Monday, June 23, 2014
Book Evaluation: The Tomb by F. Paul Wilson (Author's Definitive Edition) (1984) (Re-released in 2004)
I previously reviewed the original version of F. Paul Wilson's start of the Repairman Jack series back in 2011. I have been into these books, reading them and enjoying them for a good long while, but about two years ago, I started having less time and had a good amount of trouble getting through the last four or so books of the series. I had forgotten some details and generally felt frustrated that I couldn't easily get back into the mindset I needed to read these books. So, back in November or so I started reading this book. But again I ran into time troubles which have only recently begun to resolve themselves. And thus, I started reading through the series again, almost as if it were new to me.
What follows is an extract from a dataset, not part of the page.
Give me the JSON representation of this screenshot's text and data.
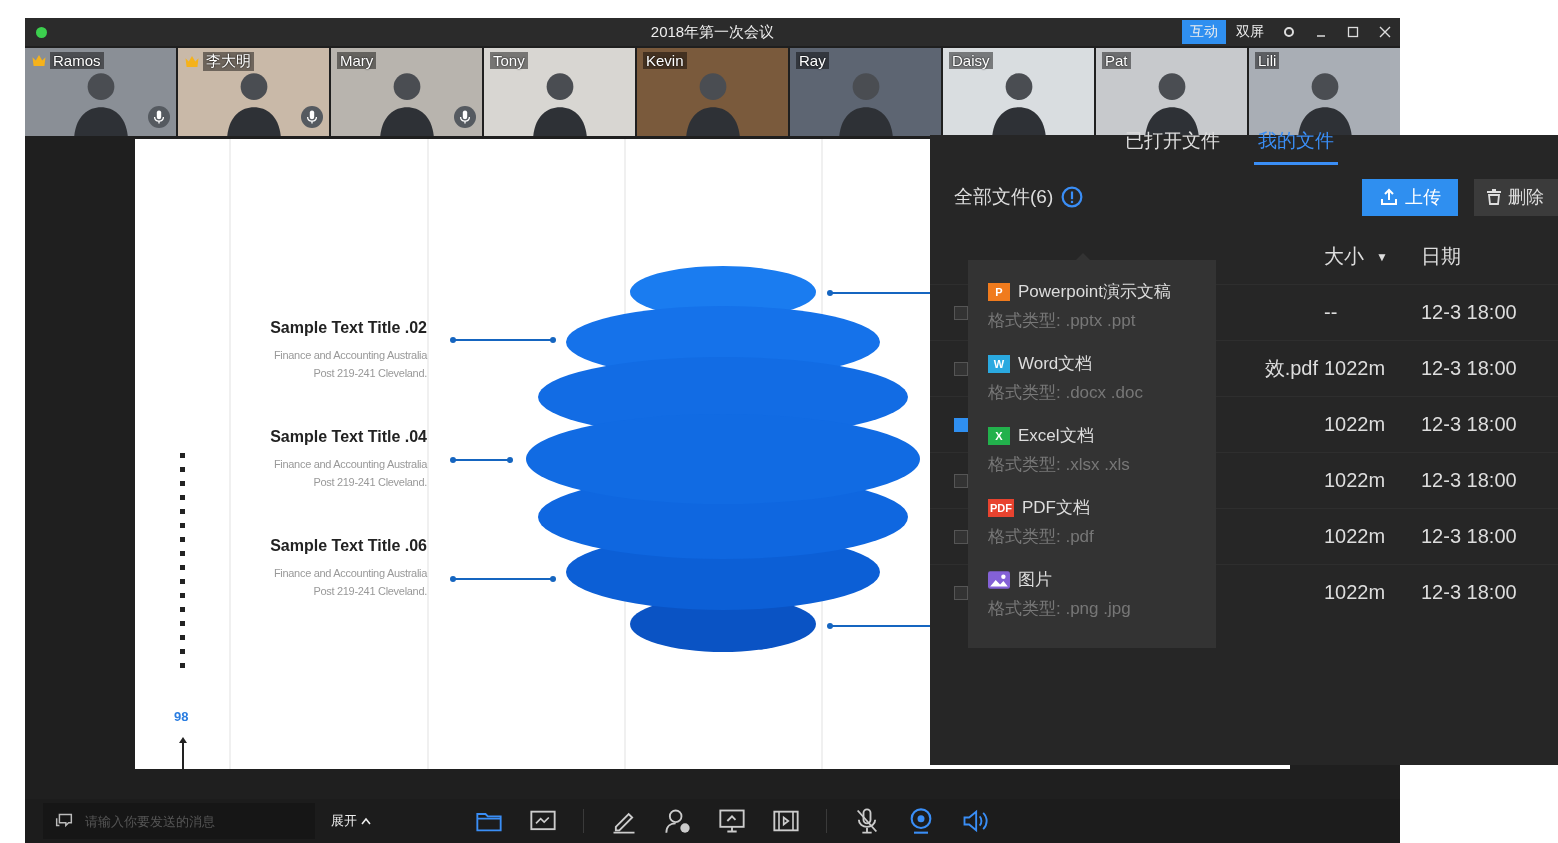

I really enjoy the series, and must again express my surprise that very few other people I know (most of whom are into this type of fiction) have ever even heard of the author before much less the series. But I've certainly expressed my love of the series to them in the interim. Anyway, since I've already reviewed this particular book in an earlier form, I'm basically just going to go over some of the changes I noticed and give a bit more critical look at the book itself. Reading through it a third time has left me much more enthused to read the rest of the series, but a little less high on this particular book. It seems like a strange this to me, so maybe I should explain.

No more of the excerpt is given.